„In the long run we are all dead.“
(John Maynard Keynes, Tract on Monetary Reform)
Totentanz mit den Dead Brothers am vergangenen Donnerstag-Abend im Münchner Import/Export, zum pietätvollen Leichenschmaus haben die rührigen und wie immer stilsicheren Veranstalter vom Clubzwei in die Kantine im Zwischennutzungs-Quartier an der Dachauer Straße geladen, die ortsansässige Trauergemeinde folgte dem Aufruf zur Ehrerbietung zahlreich und ließ die Messe zu einer sehr gut besuchten gelingen.
Schauspieler (u.a. of M.A.Littler-Movies-Fame), Sänger und Gitarrist Alain Croubalian und seine höchst lebendigen Genfer Schwestern Andrea und Jane resp.
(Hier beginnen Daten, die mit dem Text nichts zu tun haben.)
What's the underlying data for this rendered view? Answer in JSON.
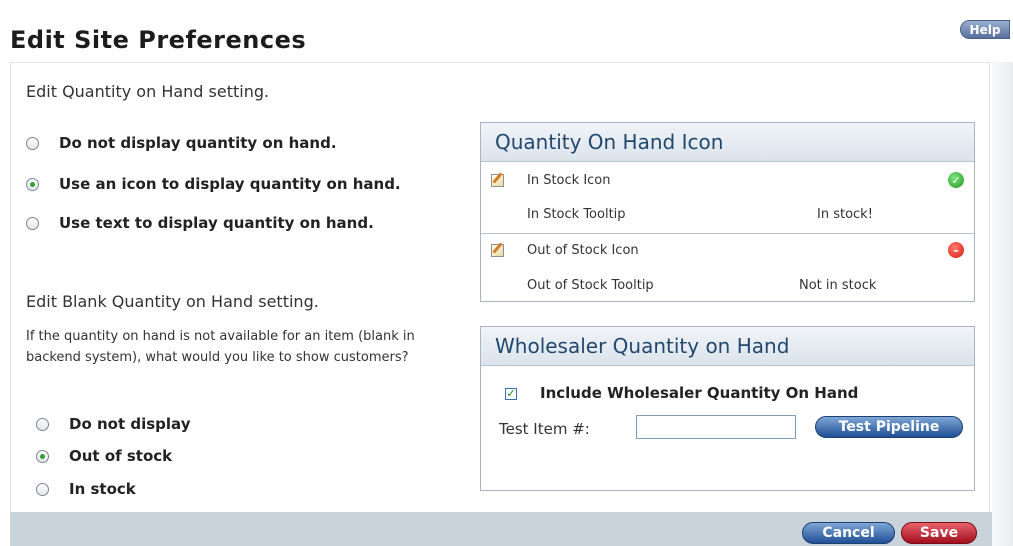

Brüder Leon und Tobi starteten ihr Leichenbegängnis aus dem Off im hinteren Bereich des Zuschauerraums mit einer getragenen alpenländischen Volksweise und ergingen sich sodann auf der Bühne angekommen in den Totengesängen ihres reichhaltigen Schaffens, die Schweizer Funeral Band hat es seit der Jahrtausendwende auf inzwischen respektable acht Tonträger gebracht, Liedgut wie „Ghost Train“, „Baron Samedi“, das nahe liegende „Everything’s Dead“, der beschwingte Soul im „Did We Fail?“-Blues oder die paranoide Robert-Walser-Rezitation im Titelstück des jüngst erschienenen, exzellenten Dead-Brothers-Albums „Angst“ erklangen am offen Grab nebst älteren ergreifenden Weisen wie „Heart Of Stone“, „Black Moose“, „Dark Night“ und dem Folk-Standard-Abschiedsgruß „Fare Thee Well“.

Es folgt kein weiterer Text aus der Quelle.